When Perl can't disambiguate, you have to do it instead:

$hashref = hash { function_returning_hash() };
$subref  =  sub { function_returning_hash() };

Of course, there may be other ways for Perl to disambiguate--this one
comes to mind:

my HASH $hashref;
my CODE $subref;

As for the above grammar, I suspect that the  is misplaced.  It
should probably be allowed to fall through to the closure.
(Alternatively, always parse it as a closure and afterwards run through
the parse tree, checking all the closures and converting those that only
contain pairs.)

# (I hope the answer isn't "white space" . . )
# 
# 
# [Hi, I'm new around here, so I'll give you the three-line 
# introduction. I teach Perl at Monash Uni, my office is in the 
# same corridor as Damian's, and I like cats, chocolate, and 
# curry.  (Not all at once.) ]

Well, any friend of Damian's... :^)

--Brent Dax <[EMAIL PROTECTED]>
@roles=map {"Parrot $_"} qw(embedding regexen Configure)

He who fights and runs away wasted valuable running time with the
fighting.

RE: Perl6 grammar (take V)

[Sean O'Rourke]

On Sun, 14 Jul 2002, Brent Dax wrote:

> Deborah Ariel Pickett:
> # My perl5 sensibilities tell me that that's likely to cause a
> # problem when I want to do something like this:
> #
> # $hashref = { function_returning_hash() };
> #
> # because I won't get the function's return values put into a
> # hash, because the stuff inside the { ... } isn't a list of
> # pairs.  Instead I'll get a (reference to) a closure, not at
> # all the same thing.

You've got a point.  There's an easy way to say "I want a sub":

my $sub = -> { ... }

But I can't think of a similarly punctuation-intensive way to say "I want
a hash."  (someone please step in and correct me).

> # that this is being phased out for perl6 (the grammar backs that up).

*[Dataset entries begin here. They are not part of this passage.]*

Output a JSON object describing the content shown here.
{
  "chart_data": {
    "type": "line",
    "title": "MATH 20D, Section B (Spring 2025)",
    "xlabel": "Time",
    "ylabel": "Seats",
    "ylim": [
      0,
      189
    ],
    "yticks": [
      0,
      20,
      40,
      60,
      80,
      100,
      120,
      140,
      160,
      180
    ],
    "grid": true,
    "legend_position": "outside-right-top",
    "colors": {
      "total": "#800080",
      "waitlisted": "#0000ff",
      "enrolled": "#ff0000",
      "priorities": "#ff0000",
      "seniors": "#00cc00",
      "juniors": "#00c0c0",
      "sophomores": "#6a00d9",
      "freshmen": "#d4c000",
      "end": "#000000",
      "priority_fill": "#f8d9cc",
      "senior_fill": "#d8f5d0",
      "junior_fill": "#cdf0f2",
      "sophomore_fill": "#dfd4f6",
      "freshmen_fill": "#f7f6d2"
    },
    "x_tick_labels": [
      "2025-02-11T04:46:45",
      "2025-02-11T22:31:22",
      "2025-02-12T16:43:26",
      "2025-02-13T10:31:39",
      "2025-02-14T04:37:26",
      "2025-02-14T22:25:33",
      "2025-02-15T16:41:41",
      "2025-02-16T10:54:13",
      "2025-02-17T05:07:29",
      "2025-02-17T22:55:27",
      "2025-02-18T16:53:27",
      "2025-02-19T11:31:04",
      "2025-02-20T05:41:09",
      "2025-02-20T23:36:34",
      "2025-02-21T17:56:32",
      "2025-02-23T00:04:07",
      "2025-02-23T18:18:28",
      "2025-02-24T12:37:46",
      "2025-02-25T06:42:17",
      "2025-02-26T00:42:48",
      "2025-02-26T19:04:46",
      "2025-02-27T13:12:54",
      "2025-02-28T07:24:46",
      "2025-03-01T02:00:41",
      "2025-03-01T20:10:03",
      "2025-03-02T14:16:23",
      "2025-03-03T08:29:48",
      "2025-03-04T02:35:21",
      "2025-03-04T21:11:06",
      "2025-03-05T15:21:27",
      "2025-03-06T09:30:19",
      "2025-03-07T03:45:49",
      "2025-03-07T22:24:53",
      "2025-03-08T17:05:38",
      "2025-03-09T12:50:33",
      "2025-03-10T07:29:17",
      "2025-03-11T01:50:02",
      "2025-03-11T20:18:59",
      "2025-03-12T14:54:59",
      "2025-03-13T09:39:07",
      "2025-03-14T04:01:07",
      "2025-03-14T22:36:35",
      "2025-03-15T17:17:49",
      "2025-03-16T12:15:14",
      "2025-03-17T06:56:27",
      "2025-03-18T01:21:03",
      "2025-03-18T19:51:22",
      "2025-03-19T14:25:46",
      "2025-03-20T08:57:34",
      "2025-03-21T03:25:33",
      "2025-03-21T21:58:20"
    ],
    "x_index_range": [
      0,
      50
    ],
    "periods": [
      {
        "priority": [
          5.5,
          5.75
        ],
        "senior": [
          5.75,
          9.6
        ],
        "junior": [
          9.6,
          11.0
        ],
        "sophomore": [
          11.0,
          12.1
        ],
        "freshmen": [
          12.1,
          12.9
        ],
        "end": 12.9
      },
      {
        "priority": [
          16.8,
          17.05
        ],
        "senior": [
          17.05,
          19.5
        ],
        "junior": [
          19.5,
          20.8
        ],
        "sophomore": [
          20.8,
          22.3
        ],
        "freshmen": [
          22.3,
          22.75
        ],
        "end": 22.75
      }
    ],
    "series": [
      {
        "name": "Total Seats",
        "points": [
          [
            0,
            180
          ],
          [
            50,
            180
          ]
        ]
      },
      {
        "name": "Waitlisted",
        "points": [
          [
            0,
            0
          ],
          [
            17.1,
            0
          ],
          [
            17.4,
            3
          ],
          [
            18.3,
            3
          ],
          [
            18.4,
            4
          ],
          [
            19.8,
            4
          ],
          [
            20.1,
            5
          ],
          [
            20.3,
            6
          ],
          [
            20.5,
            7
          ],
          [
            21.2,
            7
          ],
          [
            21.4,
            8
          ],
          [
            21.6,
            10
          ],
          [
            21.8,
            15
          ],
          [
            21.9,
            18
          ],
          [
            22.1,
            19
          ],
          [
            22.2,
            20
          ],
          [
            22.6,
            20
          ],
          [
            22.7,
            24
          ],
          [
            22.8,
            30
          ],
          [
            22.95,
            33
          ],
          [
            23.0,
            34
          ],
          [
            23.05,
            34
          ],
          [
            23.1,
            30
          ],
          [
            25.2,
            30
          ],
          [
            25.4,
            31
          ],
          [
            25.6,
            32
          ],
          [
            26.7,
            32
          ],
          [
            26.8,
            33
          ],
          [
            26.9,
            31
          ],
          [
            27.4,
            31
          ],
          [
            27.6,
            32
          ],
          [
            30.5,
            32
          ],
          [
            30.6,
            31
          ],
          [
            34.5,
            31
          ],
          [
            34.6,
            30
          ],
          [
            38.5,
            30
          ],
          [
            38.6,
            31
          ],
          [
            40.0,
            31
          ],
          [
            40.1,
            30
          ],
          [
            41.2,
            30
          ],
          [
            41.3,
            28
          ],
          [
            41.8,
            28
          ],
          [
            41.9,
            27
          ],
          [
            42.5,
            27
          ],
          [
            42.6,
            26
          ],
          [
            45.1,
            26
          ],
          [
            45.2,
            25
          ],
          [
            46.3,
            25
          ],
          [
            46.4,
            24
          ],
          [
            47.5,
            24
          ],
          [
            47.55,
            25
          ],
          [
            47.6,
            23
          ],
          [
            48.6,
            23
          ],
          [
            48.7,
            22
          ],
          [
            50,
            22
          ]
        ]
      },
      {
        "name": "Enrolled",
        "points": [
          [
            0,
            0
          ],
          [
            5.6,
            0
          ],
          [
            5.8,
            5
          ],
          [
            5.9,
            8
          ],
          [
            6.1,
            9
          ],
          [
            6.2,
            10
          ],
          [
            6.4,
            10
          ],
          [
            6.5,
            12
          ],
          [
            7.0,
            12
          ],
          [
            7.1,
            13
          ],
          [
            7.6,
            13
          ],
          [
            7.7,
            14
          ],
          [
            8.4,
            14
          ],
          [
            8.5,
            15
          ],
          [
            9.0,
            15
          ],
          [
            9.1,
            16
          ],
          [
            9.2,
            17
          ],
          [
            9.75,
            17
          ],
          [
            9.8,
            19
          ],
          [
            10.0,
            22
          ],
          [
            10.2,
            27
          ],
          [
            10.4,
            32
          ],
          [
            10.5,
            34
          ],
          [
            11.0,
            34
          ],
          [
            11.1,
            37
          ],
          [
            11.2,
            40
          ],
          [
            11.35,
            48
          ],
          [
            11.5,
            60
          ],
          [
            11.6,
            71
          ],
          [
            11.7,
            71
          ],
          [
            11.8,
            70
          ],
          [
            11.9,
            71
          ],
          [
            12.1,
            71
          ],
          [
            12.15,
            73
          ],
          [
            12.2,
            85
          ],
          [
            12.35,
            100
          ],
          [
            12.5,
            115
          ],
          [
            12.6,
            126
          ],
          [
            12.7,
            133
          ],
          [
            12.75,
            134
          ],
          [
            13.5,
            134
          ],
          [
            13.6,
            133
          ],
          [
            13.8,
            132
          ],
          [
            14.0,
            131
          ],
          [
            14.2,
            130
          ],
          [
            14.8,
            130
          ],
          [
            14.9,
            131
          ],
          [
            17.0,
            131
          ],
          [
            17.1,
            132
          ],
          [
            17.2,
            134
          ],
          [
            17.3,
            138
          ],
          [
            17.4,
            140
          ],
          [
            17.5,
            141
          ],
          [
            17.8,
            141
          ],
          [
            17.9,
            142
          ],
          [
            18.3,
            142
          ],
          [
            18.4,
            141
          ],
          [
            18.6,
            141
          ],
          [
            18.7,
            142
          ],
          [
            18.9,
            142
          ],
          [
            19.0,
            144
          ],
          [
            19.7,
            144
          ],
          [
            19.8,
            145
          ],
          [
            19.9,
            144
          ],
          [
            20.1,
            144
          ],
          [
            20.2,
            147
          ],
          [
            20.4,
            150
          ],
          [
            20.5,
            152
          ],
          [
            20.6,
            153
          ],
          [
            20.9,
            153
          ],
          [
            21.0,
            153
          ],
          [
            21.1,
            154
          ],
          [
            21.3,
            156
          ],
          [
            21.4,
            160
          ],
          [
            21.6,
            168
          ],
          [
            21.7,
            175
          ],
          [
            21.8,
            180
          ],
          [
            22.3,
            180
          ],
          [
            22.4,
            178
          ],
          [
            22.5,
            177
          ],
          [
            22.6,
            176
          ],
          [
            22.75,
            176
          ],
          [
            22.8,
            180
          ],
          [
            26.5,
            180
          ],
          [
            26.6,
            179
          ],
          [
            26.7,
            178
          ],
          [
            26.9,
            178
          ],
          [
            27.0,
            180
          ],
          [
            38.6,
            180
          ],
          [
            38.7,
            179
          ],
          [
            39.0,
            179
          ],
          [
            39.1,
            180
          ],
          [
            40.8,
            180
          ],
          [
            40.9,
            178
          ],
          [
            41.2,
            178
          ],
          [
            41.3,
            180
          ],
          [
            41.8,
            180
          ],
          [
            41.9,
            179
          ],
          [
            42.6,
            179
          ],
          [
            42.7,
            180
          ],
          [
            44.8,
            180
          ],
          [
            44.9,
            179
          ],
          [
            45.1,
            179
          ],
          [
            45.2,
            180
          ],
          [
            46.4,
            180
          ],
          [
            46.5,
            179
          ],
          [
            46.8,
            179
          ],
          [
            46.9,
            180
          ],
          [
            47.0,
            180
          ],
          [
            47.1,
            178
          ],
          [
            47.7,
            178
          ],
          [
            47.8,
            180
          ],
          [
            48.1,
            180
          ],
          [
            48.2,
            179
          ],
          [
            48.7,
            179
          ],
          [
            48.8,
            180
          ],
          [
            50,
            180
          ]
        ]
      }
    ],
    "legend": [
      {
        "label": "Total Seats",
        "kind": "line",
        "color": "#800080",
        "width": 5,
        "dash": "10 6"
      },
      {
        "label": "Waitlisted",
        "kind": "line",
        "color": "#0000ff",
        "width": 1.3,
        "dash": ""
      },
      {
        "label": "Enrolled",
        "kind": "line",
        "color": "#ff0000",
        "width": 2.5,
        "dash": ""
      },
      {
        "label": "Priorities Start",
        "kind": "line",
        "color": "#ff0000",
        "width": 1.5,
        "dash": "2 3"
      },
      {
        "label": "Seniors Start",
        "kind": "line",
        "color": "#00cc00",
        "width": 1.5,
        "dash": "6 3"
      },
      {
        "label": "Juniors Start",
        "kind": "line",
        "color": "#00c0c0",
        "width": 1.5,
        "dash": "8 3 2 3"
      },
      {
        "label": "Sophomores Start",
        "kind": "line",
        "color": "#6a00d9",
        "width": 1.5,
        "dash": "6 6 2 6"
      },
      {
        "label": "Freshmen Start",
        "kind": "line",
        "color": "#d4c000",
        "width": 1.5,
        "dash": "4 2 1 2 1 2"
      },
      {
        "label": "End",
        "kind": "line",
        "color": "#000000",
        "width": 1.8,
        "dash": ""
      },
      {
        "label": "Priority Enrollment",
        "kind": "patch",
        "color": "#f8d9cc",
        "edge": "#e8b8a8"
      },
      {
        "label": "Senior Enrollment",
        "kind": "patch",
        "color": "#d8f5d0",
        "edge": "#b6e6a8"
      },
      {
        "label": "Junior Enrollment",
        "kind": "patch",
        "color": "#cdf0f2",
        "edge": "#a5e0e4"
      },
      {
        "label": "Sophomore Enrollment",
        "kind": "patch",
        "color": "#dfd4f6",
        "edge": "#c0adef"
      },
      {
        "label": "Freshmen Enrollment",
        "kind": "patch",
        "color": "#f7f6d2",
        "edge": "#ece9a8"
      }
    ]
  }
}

I wouldn't take the grammar too seriously -- it's more or less one
person's interpretation of the Apocalypses, Exegeses, and recent mailing
list traffic.

>   my HASH $hashref;
>   my CODE $subref;

So if I have the above two declarations, and do this later:

$hashref = { ... };
$subref = { ... };

It does "the right thing"?  This could work up to a point, but Perl can do
crazy things like this:

$foo ?? $hashref :: $subref = { ... };

and propagate context differently to different branches of the ternary
(try doing $x ? @y : $z = (2,3,4) sometime -- very cool!).  And while we
could interpret the block differently on each branch, that seems a bit too
scary.

> (Alternatively, always parse it as a closure and afterwards run through
> the parse tree, checking all the closures and converting those that only
> contain pairs.)

Or use context to try and figure it out.  Unfortunately, from the outside
I think either would just look like "a reference".  Maybe if the compiler
could figure out that your function would return pairs, it could fix
things up so that turns into a hash-ref.  But then you can get into
trouble with a function that returns pairs only in non-hash-ref
contexts...

/s

Re: Perl6 grammar (take V)

[Ashley Winters]

On Monday 15 July 2002 06:57 am, Sean O'Rourke wrote:
> On Sun, 14 Jul 2002, Brent Dax wrote:
> > Deborah Ariel Pickett:
> > # My perl5 sensibilities tell me that that's likely to cause a
> > # problem when I want to do something like this:
> > #
> > # $hashref = { function_returning_hash() };
> > #
> > # because I won't get the function's return values put into a
> > # hash, because the stuff inside the { ... } isn't a list of
> > # pairs.  Instead I'll get a (reference to) a closure, not at
> > # all the same thing.
>
> You've got a point.  There's an easy way to say "I want a sub":
>
> my $sub = -> { ... }
>
> But I can't think of a similarly punctuation-intensive way to say "I want
> a hash."  (someone please step in and correct me).

I nominate:

$() == scalar()
%() == hash()
@() == array()

For the above function:

$hashref = %(function_returning_list_which_needs_to_be_hashified());

That would make %() a hash constructor, just like {}.

Ashley Winters

-- 
When you do the community's rewrite, try to remember most of us are idiots.